Buy-to-let mortgages in the European Union (EU) have narrowly avoided abolition during wide-ranging reforms to lending across the continent. The Mortgage Directive - officially called the Credit Agreements Related to Residential Property Directive (CARRP) - intends to create a single regulatory framework to govern all mortgages in the EU. However, the commission in charge of the directive failed to take account of unusual mortgage nuances, crafting a document that would have made buy-to-let mortgages illegal.
Luckily, the EU has made a u-turn on the legislation. This will ensure the private rented sector is protected and citizens have a cohesive framework to understand the regulatory regime when purchasing properties in the EU. The National Landlords Association (NLA) has welcomed the new safeguards, claiming if buy-to-let mortgages had been outlawed it would have been disastrous - especially as rising house prices in the UK force more people into the rental market.

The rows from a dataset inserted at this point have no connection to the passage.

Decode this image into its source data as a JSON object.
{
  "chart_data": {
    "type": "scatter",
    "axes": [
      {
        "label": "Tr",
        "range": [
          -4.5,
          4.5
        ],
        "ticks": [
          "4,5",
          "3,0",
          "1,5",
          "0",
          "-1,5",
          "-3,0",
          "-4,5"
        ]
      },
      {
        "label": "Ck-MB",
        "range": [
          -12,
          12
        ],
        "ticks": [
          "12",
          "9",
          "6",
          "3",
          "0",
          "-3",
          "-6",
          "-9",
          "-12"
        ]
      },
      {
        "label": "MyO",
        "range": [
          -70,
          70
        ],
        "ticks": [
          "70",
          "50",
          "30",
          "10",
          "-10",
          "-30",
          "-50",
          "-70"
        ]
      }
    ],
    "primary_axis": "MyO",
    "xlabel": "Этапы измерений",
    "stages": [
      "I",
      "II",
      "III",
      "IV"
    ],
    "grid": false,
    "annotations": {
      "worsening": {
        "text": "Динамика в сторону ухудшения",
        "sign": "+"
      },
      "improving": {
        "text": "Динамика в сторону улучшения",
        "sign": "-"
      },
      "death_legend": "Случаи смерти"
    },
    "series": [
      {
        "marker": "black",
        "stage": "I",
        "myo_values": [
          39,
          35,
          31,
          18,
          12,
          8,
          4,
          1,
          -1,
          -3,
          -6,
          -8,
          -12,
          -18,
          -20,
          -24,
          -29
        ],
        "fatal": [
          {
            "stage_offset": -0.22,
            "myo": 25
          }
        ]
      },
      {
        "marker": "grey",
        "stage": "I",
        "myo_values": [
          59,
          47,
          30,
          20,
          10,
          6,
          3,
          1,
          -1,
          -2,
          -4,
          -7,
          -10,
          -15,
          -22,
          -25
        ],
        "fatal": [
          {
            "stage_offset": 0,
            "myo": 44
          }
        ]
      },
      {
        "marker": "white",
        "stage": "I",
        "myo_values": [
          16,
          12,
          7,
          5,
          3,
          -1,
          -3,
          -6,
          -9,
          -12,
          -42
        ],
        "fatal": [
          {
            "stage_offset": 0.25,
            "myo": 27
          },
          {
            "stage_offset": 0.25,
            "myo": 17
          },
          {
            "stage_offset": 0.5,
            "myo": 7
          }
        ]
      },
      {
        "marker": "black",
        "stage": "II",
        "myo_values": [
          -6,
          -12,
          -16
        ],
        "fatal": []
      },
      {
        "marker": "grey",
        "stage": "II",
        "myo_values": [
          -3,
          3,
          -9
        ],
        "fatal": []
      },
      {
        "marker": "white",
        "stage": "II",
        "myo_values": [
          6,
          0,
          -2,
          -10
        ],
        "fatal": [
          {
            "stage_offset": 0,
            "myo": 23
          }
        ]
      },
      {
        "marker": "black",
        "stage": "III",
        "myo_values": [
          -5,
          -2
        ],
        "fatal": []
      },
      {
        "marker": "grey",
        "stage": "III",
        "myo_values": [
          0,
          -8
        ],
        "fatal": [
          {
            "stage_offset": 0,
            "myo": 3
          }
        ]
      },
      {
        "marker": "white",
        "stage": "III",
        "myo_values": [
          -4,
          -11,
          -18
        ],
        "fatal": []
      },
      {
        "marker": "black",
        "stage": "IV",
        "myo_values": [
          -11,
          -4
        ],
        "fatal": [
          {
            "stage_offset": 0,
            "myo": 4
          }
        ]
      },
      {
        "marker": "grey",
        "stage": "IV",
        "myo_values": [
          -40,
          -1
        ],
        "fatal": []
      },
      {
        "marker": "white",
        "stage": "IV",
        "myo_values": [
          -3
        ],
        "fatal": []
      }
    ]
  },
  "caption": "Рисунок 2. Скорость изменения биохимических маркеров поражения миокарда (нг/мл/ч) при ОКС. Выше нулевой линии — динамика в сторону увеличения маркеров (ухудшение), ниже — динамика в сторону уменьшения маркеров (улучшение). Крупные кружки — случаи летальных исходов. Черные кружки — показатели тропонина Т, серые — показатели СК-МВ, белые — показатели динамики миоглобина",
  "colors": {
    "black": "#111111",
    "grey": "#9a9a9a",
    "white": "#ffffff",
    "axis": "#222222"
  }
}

The NLA has used its pan-European associations with bodies like the International Union of Property Owners to secure the complete exemption for buy-to-let mortgages. The final text is now being analysed by all 27 heads of state and the European Parliament before a vote will take place to sign the reforms off.
David Cox, senior policy officer for the NLA, said: "We have lobbied hard to ensure the UK’s main facility for investing in property to rent can remain in place. The private rented sector is currently the only growing part of the UK’s housing market and I am certain that a mortgage directive including buy to let mortgages would have prohibited this. This really is a success for the NLA and its European colleagues."
The UK rental sector is poised for significant growth over the coming years, with Savills predicting that between 2014 and 2016 more than 600,000 households will be created in the sector. Demand could create more than GBP 150 billion worth of stock in the private rental sector over the next three years alone, as homeownership continues to be too expensive for many.